Elle s'empressa d'aller ouvrir. C’était un vieil-homme-toujours-jeune : « Mort, supplia-t-il dans un souffle, Mort, douce amie, Mort, aie pitié, donne-moi un coup de ta faux, je ne peux plus continuer ainsi ».
-Pas question, dit la Mort, on m’a mise à la retraite, tu le sais bien.
Mais un autre sonnait déjà, et un autre, et un autre encore, une foule attendait derrière la porte : "Mort, donne-moi la fatigue, disait l’un, donne-moi la vieillesse, disait l’autre, donne-moi l'espérance du néant comme un pain quotidien ! La vie a perdu toute saveur depuis que Tu t’es retirée. Mort, ô Mort, la vie, sans toi, ne vaut plus rien."
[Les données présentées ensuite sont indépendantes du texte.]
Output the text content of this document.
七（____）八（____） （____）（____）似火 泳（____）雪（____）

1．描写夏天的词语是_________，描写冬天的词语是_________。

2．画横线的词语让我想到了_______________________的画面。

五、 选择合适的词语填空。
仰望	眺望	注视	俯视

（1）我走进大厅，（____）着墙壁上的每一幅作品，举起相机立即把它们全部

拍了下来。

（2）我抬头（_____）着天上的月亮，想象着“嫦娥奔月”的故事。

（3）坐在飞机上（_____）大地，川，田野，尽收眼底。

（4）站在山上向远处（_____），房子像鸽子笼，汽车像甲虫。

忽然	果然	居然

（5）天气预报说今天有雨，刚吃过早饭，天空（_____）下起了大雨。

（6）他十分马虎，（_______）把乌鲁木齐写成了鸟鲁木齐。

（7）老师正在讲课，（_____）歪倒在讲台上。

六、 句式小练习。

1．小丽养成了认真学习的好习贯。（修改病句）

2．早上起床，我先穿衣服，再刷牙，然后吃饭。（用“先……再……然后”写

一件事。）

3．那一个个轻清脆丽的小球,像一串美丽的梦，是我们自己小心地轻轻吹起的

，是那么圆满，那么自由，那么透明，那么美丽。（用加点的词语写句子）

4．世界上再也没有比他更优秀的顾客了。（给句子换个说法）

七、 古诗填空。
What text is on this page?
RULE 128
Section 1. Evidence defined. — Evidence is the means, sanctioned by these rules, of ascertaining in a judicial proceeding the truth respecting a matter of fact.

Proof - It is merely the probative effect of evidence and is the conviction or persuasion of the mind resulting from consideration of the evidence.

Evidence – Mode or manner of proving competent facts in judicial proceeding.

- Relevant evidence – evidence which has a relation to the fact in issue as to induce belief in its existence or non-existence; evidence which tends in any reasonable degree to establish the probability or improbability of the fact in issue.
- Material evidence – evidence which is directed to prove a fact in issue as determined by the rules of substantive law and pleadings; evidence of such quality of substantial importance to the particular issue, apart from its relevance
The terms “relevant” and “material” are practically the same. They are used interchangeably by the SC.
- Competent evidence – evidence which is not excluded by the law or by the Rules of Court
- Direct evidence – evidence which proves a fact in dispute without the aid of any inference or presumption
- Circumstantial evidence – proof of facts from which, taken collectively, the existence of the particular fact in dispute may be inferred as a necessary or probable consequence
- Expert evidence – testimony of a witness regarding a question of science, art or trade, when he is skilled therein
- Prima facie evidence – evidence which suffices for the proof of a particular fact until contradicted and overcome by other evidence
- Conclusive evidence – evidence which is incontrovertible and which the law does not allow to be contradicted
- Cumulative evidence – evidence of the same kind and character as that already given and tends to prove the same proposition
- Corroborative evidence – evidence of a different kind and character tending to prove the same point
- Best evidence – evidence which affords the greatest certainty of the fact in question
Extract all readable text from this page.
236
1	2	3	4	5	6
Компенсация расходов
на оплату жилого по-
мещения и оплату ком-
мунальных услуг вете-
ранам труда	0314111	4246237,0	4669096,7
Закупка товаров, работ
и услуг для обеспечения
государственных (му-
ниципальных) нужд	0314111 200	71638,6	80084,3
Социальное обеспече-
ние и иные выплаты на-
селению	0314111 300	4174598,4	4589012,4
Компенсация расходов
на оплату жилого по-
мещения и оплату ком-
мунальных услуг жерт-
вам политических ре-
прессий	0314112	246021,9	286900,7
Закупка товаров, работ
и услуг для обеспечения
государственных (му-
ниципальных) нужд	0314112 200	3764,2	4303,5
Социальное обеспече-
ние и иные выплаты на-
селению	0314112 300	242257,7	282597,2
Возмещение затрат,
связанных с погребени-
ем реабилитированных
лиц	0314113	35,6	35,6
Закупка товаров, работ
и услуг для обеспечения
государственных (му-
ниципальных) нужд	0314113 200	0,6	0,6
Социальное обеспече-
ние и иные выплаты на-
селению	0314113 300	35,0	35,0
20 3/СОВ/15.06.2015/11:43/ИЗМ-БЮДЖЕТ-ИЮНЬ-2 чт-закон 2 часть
-Non, dit la Mort, c’est fini, vous m’avez mise à la retraite et je ne reprendrai pas du service à mon âge…
Ils étaient tous là, tous, à supplier, tous ceux qui avaient tant souhaité se débarrasser d’elle, tous, absolument tous, il n’en manquait pas un… La Mort s’amusait follement. Elle les contempla : hagards, épuisés, malheureux, ils étaient des cadavres vivants… Elle avait donc enfin remporté la victoire, une victoire comme jamais elle n’avait pu en espérer, même dans les grandes pestes et les tremblements de terre, même dans les guerres et dans les camps, une victoire absolue. La terre était désormais son royaume. D’un coup sec elle referma sa porte comme le couvercle d’un cercueil. Puis elle éteignit la télévision. Il n’y avait plus rien à voir, de toute façon.